Our trip for the day ended back in home territory, at brother Roger and Nancy’s home in LaPine, Oregon. Nice to visit them, since they were unable to attend the gathering in Spokane. After a nice dinner out, we slept again to clear skies and cool temperatures in the low 40’s before we headed out home the last 100 miles or so to Rocky Point.

We both felt that it was a successful trip, with all the moving parts of the MoHo working fine, and both of us were glad to pull up into the driveway under the huge firs around Mo’s house and settle in to a few days of respite before I have to return to work in California.

2 comments:

  1. Hi there,
    I have really enjoyed your blogs,trying to catch up on all of them!
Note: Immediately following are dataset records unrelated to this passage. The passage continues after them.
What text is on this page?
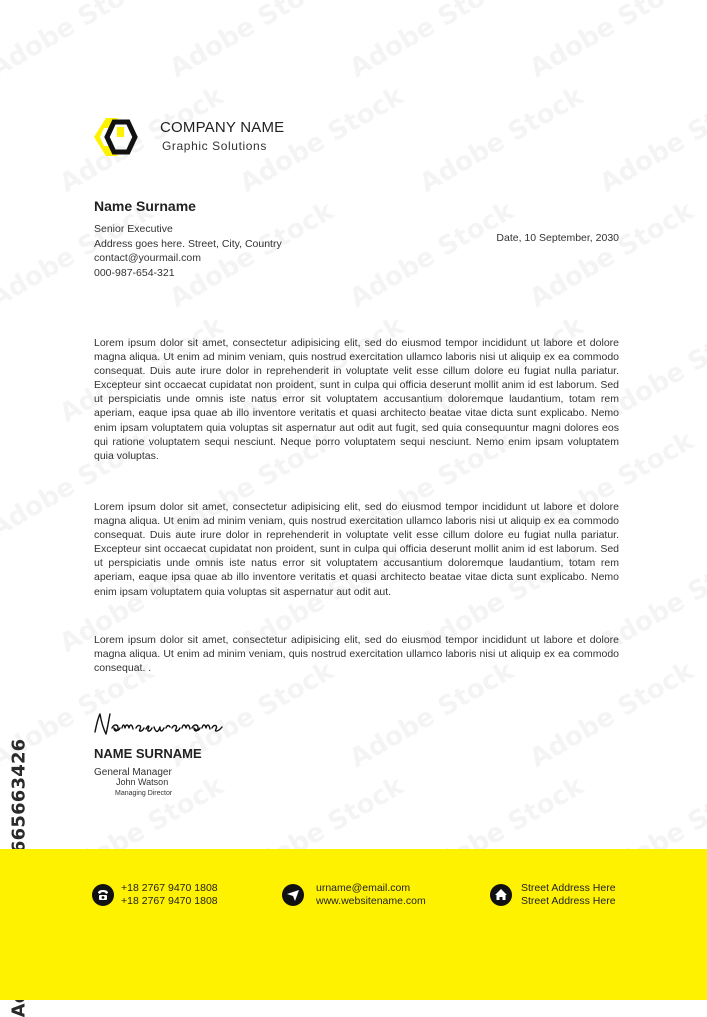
COMPANY NAME
Graphic Solutions
Name Surname
Senior Executive
Address goes here. Street, City, Country
contact@yourmail.com
000-987-654-321
Date, 10 September, 2030
Lorem ipsum dolor sit amet, consectetur adipisicing elit, sed do eiusmod tempor incididunt ut labore et dolore magna aliqua. Ut enim ad minim veniam, quis nostrud exercitation ullamco laboris nisi ut aliquip ex ea commodo consequat. Duis aute irure dolor in reprehenderit in voluptate velit esse cillum dolore eu fugiat nulla pariatur. Excepteur sint occaecat cupidatat non proident, sunt in culpa qui officia deserunt mollit anim id est laborum. Sed ut perspiciatis unde omnis iste natus error sit voluptatem accusantium doloremque laudantium, totam rem aperiam, eaque ipsa quae ab illo inventore veritatis et quasi architecto beatae vitae dicta sunt explicabo. Nemo enim ipsam voluptatem quia voluptas sit aspernatur aut odit aut fugit, sed quia consequuntur magni dolores eos qui ratione voluptatem sequi nesciunt. Neque porro voluptatem sequi nesciunt. Nemo enim ipsam voluptatem quia voluptas.
Lorem ipsum dolor sit amet, consectetur adipisicing elit, sed do eiusmod tempor incididunt ut labore et dolore magna aliqua. Ut enim ad minim veniam, quis nostrud exercitation ullamco laboris nisi ut aliquip ex ea commodo consequat. Duis aute irure dolor in reprehenderit in voluptate velit esse cillum dolore eu fugiat nulla pariatur. Excepteur sint occaecat cupidatat non proident, sunt in culpa qui officia deserunt mollit anim id est laborum. Sed ut perspiciatis unde omnis iste natus error sit voluptatem accusantium doloremque laudantium, totam rem aperiam, eaque ipsa quae ab illo inventore veritatis et quasi architecto beatae vitae dicta sunt explicabo. Nemo enim ipsam voluptatem quia voluptas sit aspernatur aut odit aut.
Lorem ipsum dolor sit amet, consectetur adipisicing elit, sed do eiusmod tempor incididunt ut labore et dolore magna aliqua. Ut enim ad minim veniam, quis nostrud exercitation ullamco laboris nisi ut aliquip ex ea commodo consequat. .
NAME SURNAME
General Manager
John Watson
Managing Director
+18 2767 9470 1808
+18 2767 9470 1808
urname@email.com
www.websitename.com
Street Address Here
Street Address Here
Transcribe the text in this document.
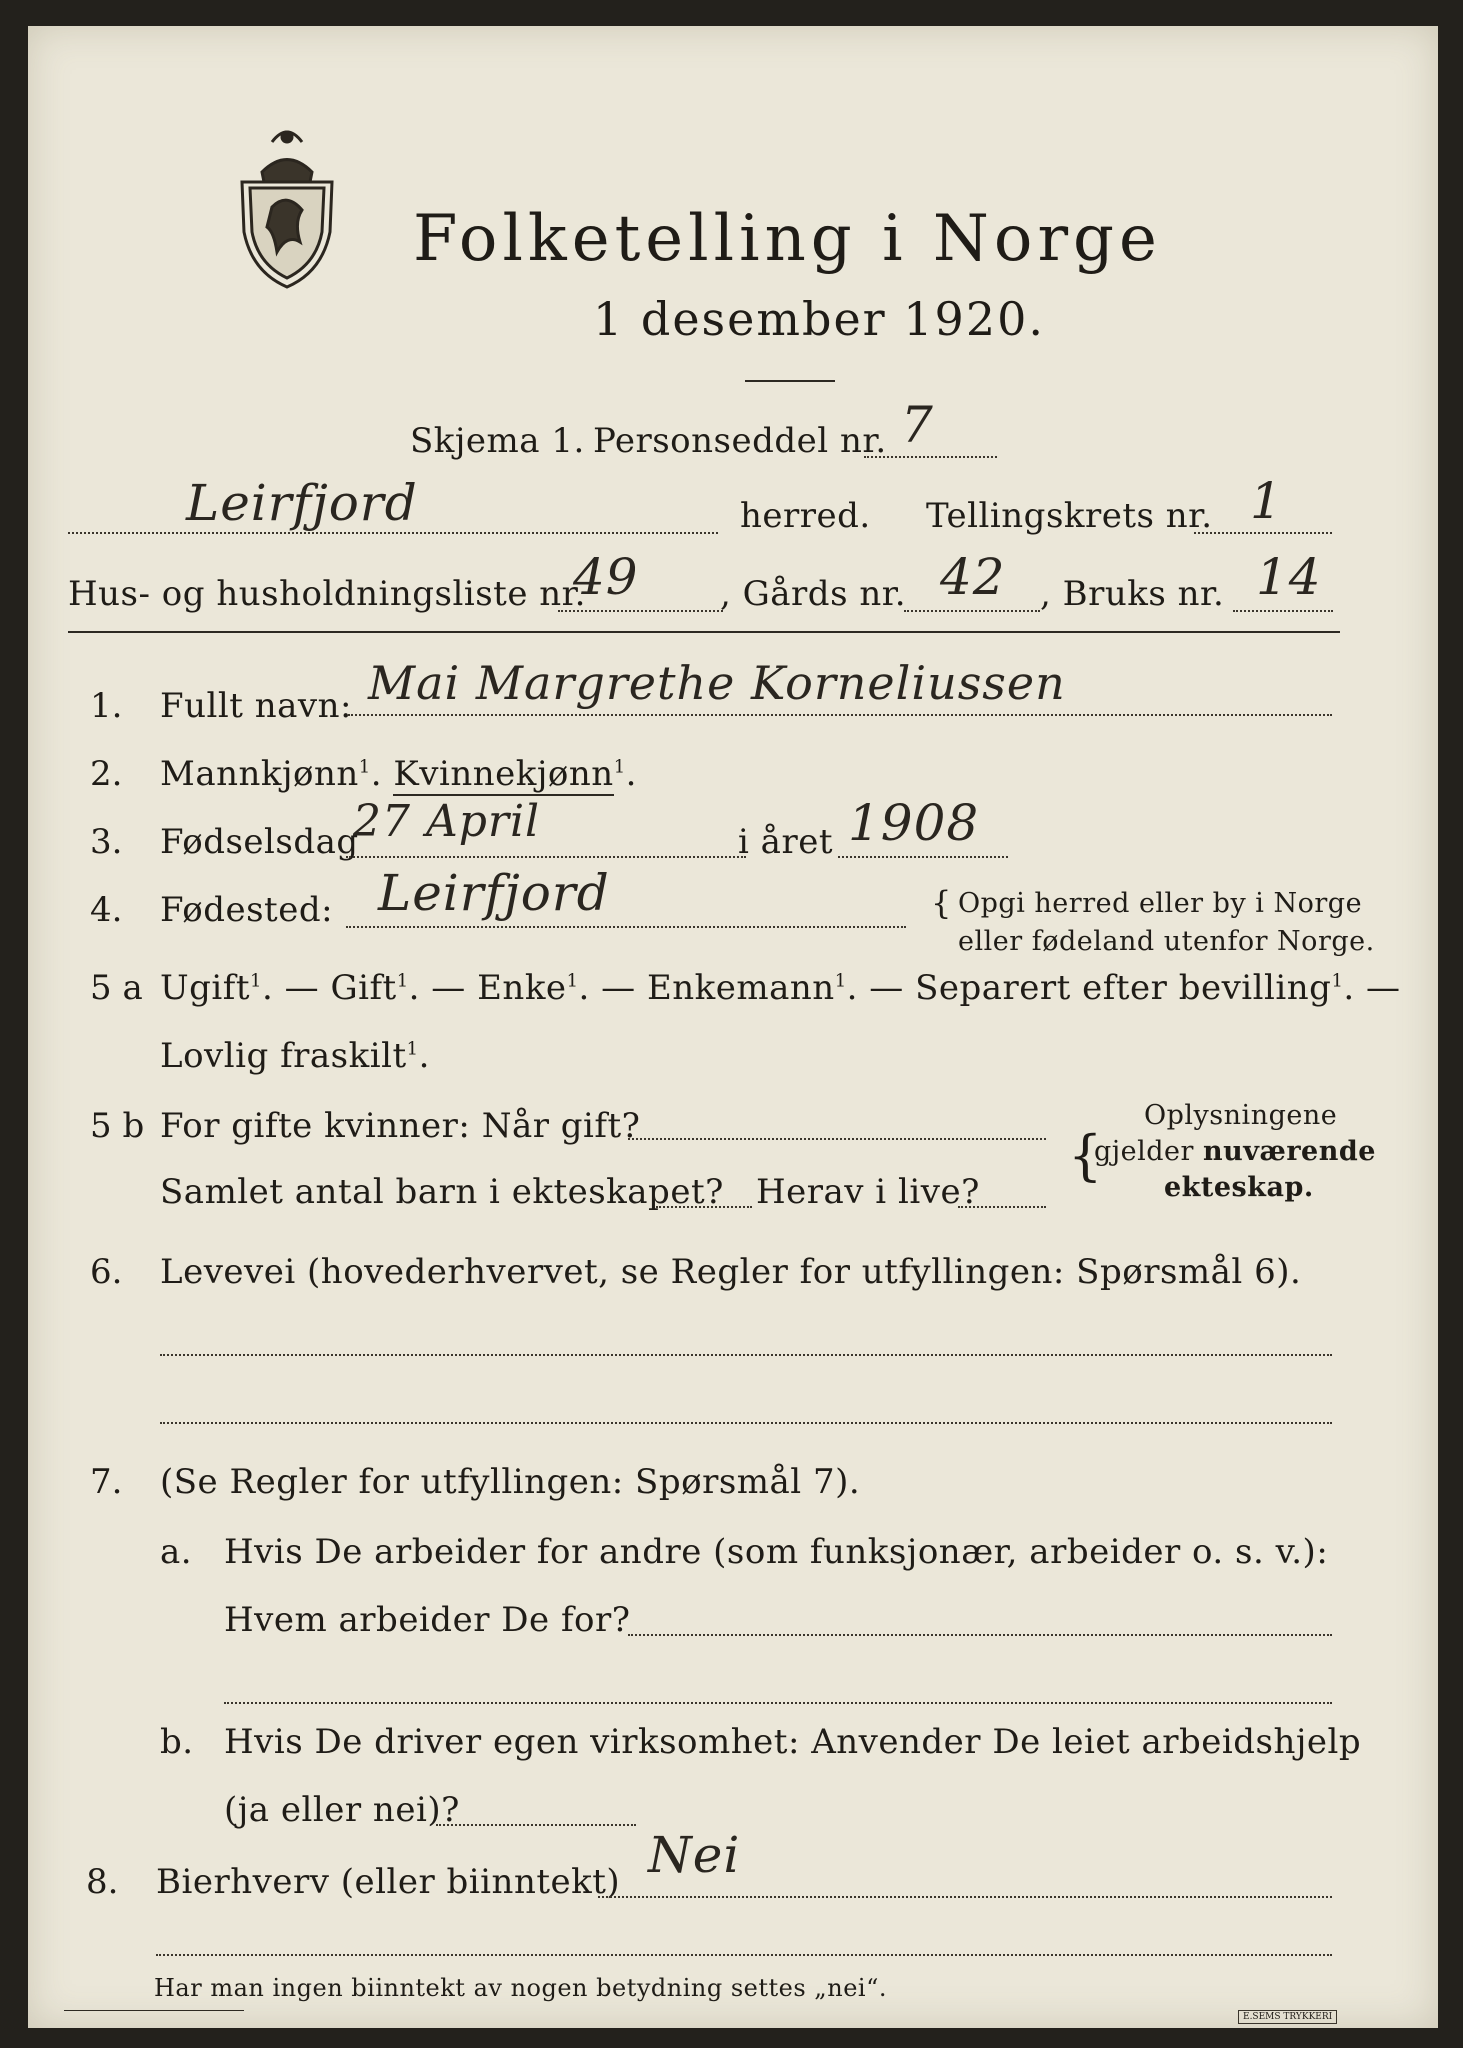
Folketelling i Norge
1 desember 1920.
Skjema 1. Personseddel nr. 7
Leirfjord	herred. Tellingskrets nr. 1
Hus- og husholdningsliste nr.
49 , Gårds nr. 42 , Bruks nr. 14
1. Fullt navn: Mai Margrethe Korneliussen
2. Mannkjønn$^1$. Kvinnekjønn$^1$.
3. Fødselsdag
27 April	i året 1908
4. Fødested: Leirfjord	{ Opgi herred eller by i Norge
eller fødeland utenfor Norge.
5 a Ugift$^1$. — Gift$^1$. — Enke$^1$. — Enkemann$^1$. — Separert efter bevilling$^1$. —
Lovlig fraskilt$^1$.
5 b For gifte kvinner: Når gift?
Samlet antal barn i ekteskapet? Herav i live?
{
Oplysningene
gjelder nuværende
ekteskap.
6. Levevei (hovederhvervet, se Regler for utfyllingen: Spørsmål 6).
7. (Se Regler for utfyllingen: Spørsmål 7).
a. Hvis De arbeider for andre (som funksjonær, arbeider o. s. v.):
Hvem arbeider De for?
b. Hvis De driver egen virksomhet: Anvender De leiet arbeidshjelp
(ja eller nei)?
8. Bierhverv (eller biinntekt) Nei
Har man ingen biinntekt av nogen betydning settes „nei“.
E.SEMS TRYKKERI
We are in the planning stage of traveling in the Rv for a year,starting with the Northwest,coming home(Tulsa,Ok) for a few weeks,then continuing to the East and Southern states. Did you make a map of your travels?We are having a hard time trying to figure out routes,and you seemed to have a great plan to go by.

    If you have a map that you marked to travel by,can you send it to me? I like all the places you visited. Any comments from either of you would be so helpful.

    Thank you,
    Maryann Parham
    Owasso,Ok
    drsmom@aol.com

    ReplyDelete
  2. You can check the google map on the left side of this page, Maryann, and I will send an additional note to you. Thanks for your comments!